Methods: We obtained the pretreatment 18F-FDG PET/CT scans of patients with newly diagnosed MM with available clinical and laboratory data seen at Mayo Clinic between 2006 and 2022. In this analysis, we included 637 patients with detectable metabolic tumor volume on their pretreatment scan. The native DICOM images were pre-processed and subjected to automated image segmentation using nnU-Net (nnU-Net v1.0, inference using a pre-trained hematologic malignancies model). Limitations of this automated segmentation approach include heterogeneity introduced by varying image quality, technical variability in PET reconstruction, and potential inclusion of non-neoplastic FDG-avid lesions in segmented regions. PyRadiomics was used to extract quantitative radiomics features for clinical prediction modeling. We evaluated the predictive power of tumor size-, shape-, and texture-related radiomics features for identifying high-risk disease (advanced ISS stage at diagnosis, the presence of high-risk FISH abnormalities, failure to achieve a stringent complete response [sCR] to first-line therapy by IWMG criteria, and early mortality). All radiomics features were quantile-normalized for downstream modeling. Forward and backward feature selection as well as testing for multicollinearity were used to remove redundant features.

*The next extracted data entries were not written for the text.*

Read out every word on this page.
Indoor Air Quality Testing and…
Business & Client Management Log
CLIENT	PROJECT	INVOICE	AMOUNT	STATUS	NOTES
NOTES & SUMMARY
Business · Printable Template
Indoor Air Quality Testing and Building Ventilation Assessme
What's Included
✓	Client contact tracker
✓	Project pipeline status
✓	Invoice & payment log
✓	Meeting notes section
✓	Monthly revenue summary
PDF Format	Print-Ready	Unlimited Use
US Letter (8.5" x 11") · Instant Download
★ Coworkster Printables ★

Results: Median age at diagnosis of the 637 myeloma patients was 64 years (range 22–90), and 387 patients (61%) were male. After a median follow-up of 4.4 years (95% CI 0.2–11.7), median overall survival (OS) was 7.3 years (95% CI 6.3–8.3). Increased total tumor volume (upper tertile vs lower tertiles), measured by the total tumor surface area, was associated with advanced ISS stage (III vs I+II; OR 1.73, 95% CI 1.24–2.42, p=0.001, n=637). Increased tumor density (dichotomized at the median), measured by the median gray level intensity (OR 1.93, 95% CI 1.94–3.12, p=0.007, n=303), and decreased tumor heterogeneity (lower tertile vs upper tertiles), measured by the variability of gray-level intensities (OR 1.88, 95% CI 1.49–3.12, p=0.012, n=303), were associated with the presence of high-risk cytogenetics. Both increased total tumor volume (4.9% increase per tertile, 95% CI 2.2–7.6, p<0.001, n=600) and tumor density (8.9% increase per tertile, 95% CI 4.5–13.3, p<0.001, n=600) were independently associated with more extensive bone marrow involvement at diagnosis. Increased tumor heterogeneity (upper tertiles vs lower tertile), as measured by rapid changes of gray level intensities, was associated with failure to achieve a stringent complete response to first-line therapy (OR 0.50, 95% CI 0.30–0.82, p=0.006, n=351). Increased tumor volume was associated with shorter OS (HR 1.35 per tertile, 95% CI 1.11–1.63, p=0.002, n=301), independent of age, sex, ISS stage, and the presence of high-risk cytogenetics. A simple additive score consisting of tertiles of total tumor volume, ISS stage, and plasma cell labeling index ≥2% identified patients at risk of mortality within 3 years of diagnosis (OR 2.00, 95% CI 1.40–2.85, p<0.001, n=126), with moderate discrimination (AUC=0.71). Sensitivity analysis demonstrated total tumor volume and texture as most predictive of overall survival in a random forest survival model (C-index 0.712, 95% CI 0.649–0.775) and tumor texture as most predictive of response to therapy in a random forest classification model (C-index 0.693, 95% CI 0.607–0.779).
Conclusions: Automated image segmentation and radiomics feature extraction from 18F-FDG PET/CT scans produces biomarkers that capture disease stage, burden, and risk in newly diagnosed MM. Total tumor volume and heterogeneity are strongly associated with important disease characteristics and can be used to identify patients at high risk for therapeutic resistance, early mortality, and inferior long-term outcomes.